Жаль, она не ела. Я б и мясца дал. Я ещё не знал жизни, мал был, но всё, что входило в моё бытие, сразу передаривалось ей. Любовь моя была новой, чистой, первой, честной. Все восторги первозданного рая переполняли мою грудь, и по ночам я плакал от счастья, будто с Богом поговорил.
Весна каждый день.
Когда моя любовь позволяла мне взять её за руку, я терял сознание. Не дыша, я легонько сжимал её точёный локоток, будто боялся потерять её доверие, но она была великодушна и никогда не убирала руки, не поднимала меня на смех за мою дрожь и страсть, а я благодарил её самыми нежными словами, хотя знал их немного, но каждый день стремился узнать всё больше, чтобы нас ничто не могло испугать, отвлечь и чтобы мы были вместе вечно и без посторонних.
Однажды я уснул очень рано, не успев раздеть её, и в смертельном страхе проснулся среди ночи от какой-то новой, наждачно-живодёрной тоски…
Её не было рядом со мной.
Сердце моё остановилось. Я вскочил и тут же рухнул на кровать, как старое подрубленное дерево.
Говорят, это приходит внезапно, как смерть, но я ещё не знал, что такое смерть наяву. А это есть. Это неописуемо и страшно: безысходность, невозвратимость, одиночество.
– А ты потом не встречался с ней?
– Нянька выбросила её. Няньку тут же уволили, а мне купили целый комплект. Все они были кургузые, неполнокровные, разноцветные, как уличные девки, без аромата и смысла. Я ненавидел их и отказывался складывать рядами, чего требовала уже новая нянька, которую звали гувернанткой.
– И ты не выучился складывать?..
– Нет. Без любви я не мог учиться. Особенно рвала меня, просто на куски, маленькая подленькая грязно-красная тварь в самом нижнем ряду. Я оторвал от неё магнитную нахлобучку. Меня ругали. Говорили, что без этой твари всё будет неполным. И ещё говорили, что она такая же, как та! Моя любовь! – и эта размагниченная тварь!.. Я почувствовал, что готов на убийство.
– Бедный мой…
– Да что сказать… Ничего не скажешь.
– Я скульптор. Хочешь, я сделаю тебе такую же?
– Ты дура, а не скульптор. Такую же! Первая любовь не может повториться. Ту, мою, не вернуть уже. Никогда.
– Нарисуй мне её, пожалуйста.
– Нет. Я не могу.
– Попробуй.
– Нет!
– Хочешь, я начну, а ты, если пожелаешь, закончишь?
– Не получится у тебя. Ты женщина.
– Это не имеет значения. Диктуй. Какая у неё была спина?
– Прямая.

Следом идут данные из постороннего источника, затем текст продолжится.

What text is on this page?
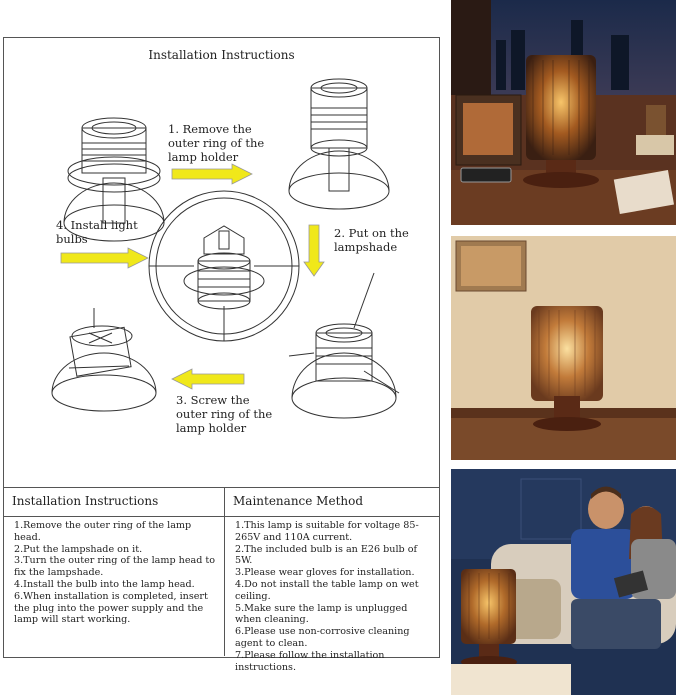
Installation Instructions
1. Remove the
outer ring of the
lamp holder
2. Put on the
lampshade
3. Screw the
outer ring of the
lamp holder
4. Install light
bulbs
Installation Instructions	Maintenance Method
1.Remove the outer ring of the lamp head.
2.Put the lampshade on it.
3.Turn the outer ring of the lamp head to fix the lampshade.
4.Install the bulb into the lamp head.
6.When installation is completed, insert the plug into the power supply and the lamp will start working.
1.This lamp is suitable for voltage 85-265V and 110A current.
2.The included bulb is an E26 bulb of 5W.
3.Please wear gloves for installation.
4.Do not install the table lamp on wet ceiling.
5.Make sure the lamp is unplugged when cleaning.
6.Please use non-corrosive cleaning agent to clean.
7.Please follow the installation instructions.
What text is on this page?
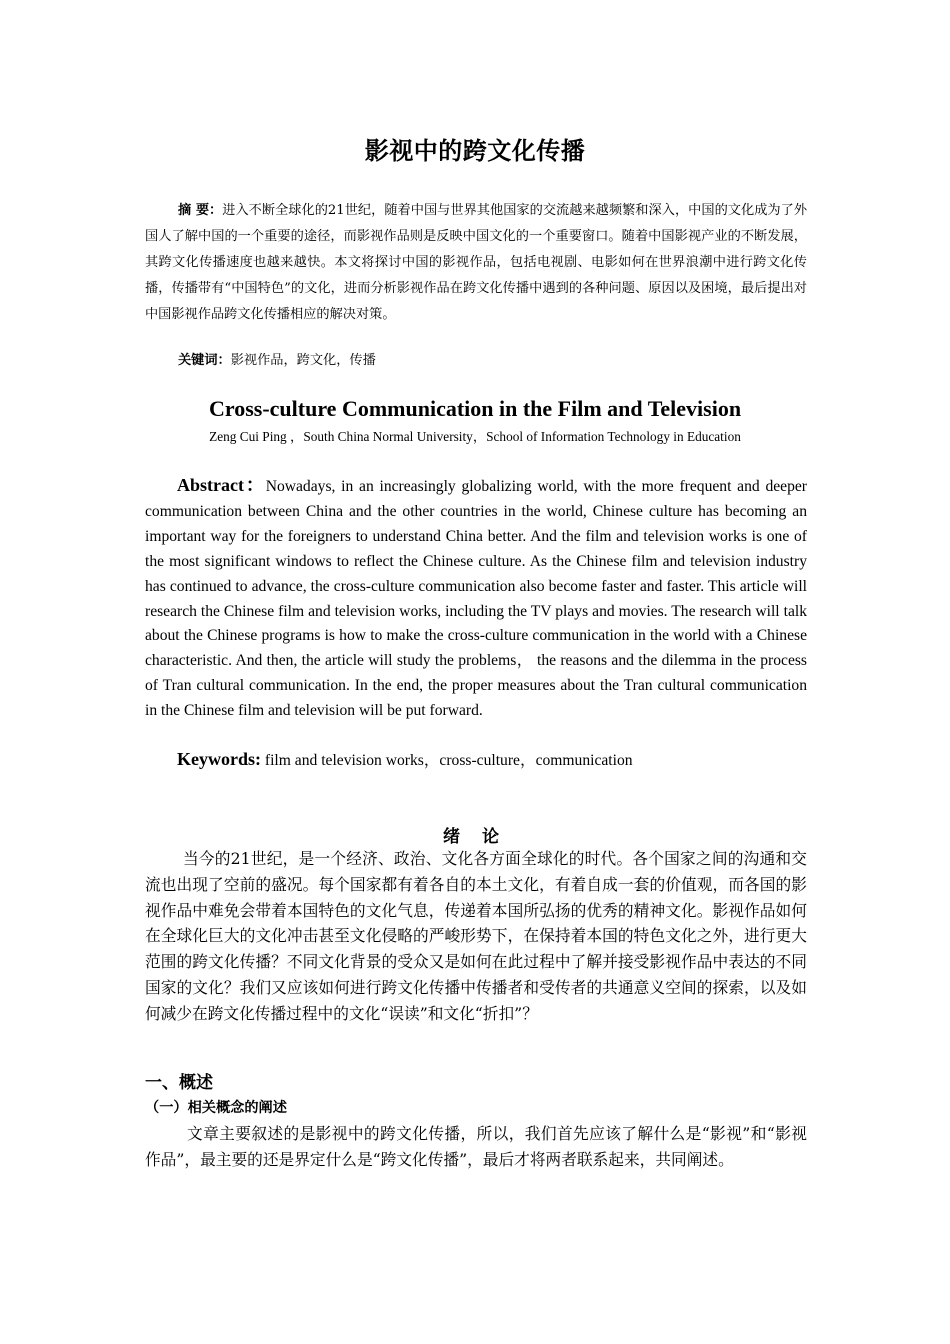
影视中的跨文化传播
摘 要：进入不断全球化的21世纪，随着中国与世界其他国家的交流越来越频繁和深入，中国的文化成为了外国人了解中国的一个重要的途径，而影视作品则是反映中国文化的一个重要窗口。随着中国影视产业的不断发展，其跨文化传播速度也越来越快。本文将探讨中国的影视作品，包括电视剧、电影如何在世界浪潮中进行跨文化传播，传播带有“中国特色”的文化，进而分析影视作品在跨文化传播中遇到的各种问题、原因以及困境，最后提出对中国影视作品跨文化传播相应的解决对策。
关键词：影视作品，跨文化，传播
Cross-culture Communication in the Film and Television
Zeng Cui Ping ，South China Normal University，School of Information Technology in Education
Abstract：Nowadays, in an increasingly globalizing world, with the more frequent and deeper communication between China and the other countries in the world, Chinese culture has becoming an important way for the foreigners to understand China better. And the film and television works is one of the most significant windows to reflect the Chinese culture. As the Chinese film and television industry has continued to advance, the cross-culture communication also become faster and faster. This article will research the Chinese film and television works, including the TV plays and movies. The research will talk about the Chinese programs is how to make the cross-culture communication in the world with a Chinese characteristic. And then, the article will study the problems， the reasons and the dilemma in the process of Tran cultural communication. In the end, the proper measures about the Tran cultural communication in the Chinese film and television will be put forward.
Keywords: film and television works，cross-culture，communication
绪 论
当今的21世纪，是一个经济、政治、文化各方面全球化的时代。各个国家之间的沟通和交流也出现了空前的盛况。每个国家都有着各自的本土文化，有着自成一套的价值观，而各国的影视作品中难免会带着本国特色的文化气息，传递着本国所弘扬的优秀的精神文化。影视作品如何在全球化巨大的文化冲击甚至文化侵略的严峻形势下，在保持着本国的特色文化之外，进行更大范围的跨文化传播？不同文化背景的受众又是如何在此过程中了解并接受影视作品中表达的不同国家的文化？我们又应该如何进行跨文化传播中传播者和受传者的共通意义空间的探索，以及如何减少在跨文化传播过程中的文化“误读”和文化“折扣”？
一、概述
（一）相关概念的阐述
文章主要叙述的是影视中的跨文化传播，所以，我们首先应该了解什么是“影视”和“影视作品”，最主要的还是界定什么是“跨文化传播”，最后才将两者联系起来，共同阐述。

Аристократическая.
– Ноги?
– Божественные. Одна только вбок чуть-чуть…
– Вот так?
– Да… Да!.. Как ты догадалась?!
– Просто я поняла тебя.
На белоснежно-глянцевом листе посмеивалась, подбоченясь, циклопическая красная буква Я.
– Господи, – вздохнул не подумав профессор, а студенческая братия уже тискала его сына и поздравляла. – Только это не эссе!
Не исправить общее ликование. Студенты понимали: семейное разбирательство; но все любили его сына, как себя, и что ни сотвори этот мерзавец, его ждали мегатонны фимиама, даже если это – не эссе.
Сын поставил цель: доказать отцу, что Бог есть. Любой ценой. Сегодня сын высокохудожественно и прилюдно обвинил отца в эгоизме. «Что выкинет завтра?» – с нарастающим ужасом думал профессор, до степени доктора наук осведомлённый, что водить хороводы вокруг индивидуализма можно долго. Но сидеть! ему! в центре плясового круга!.. Нет.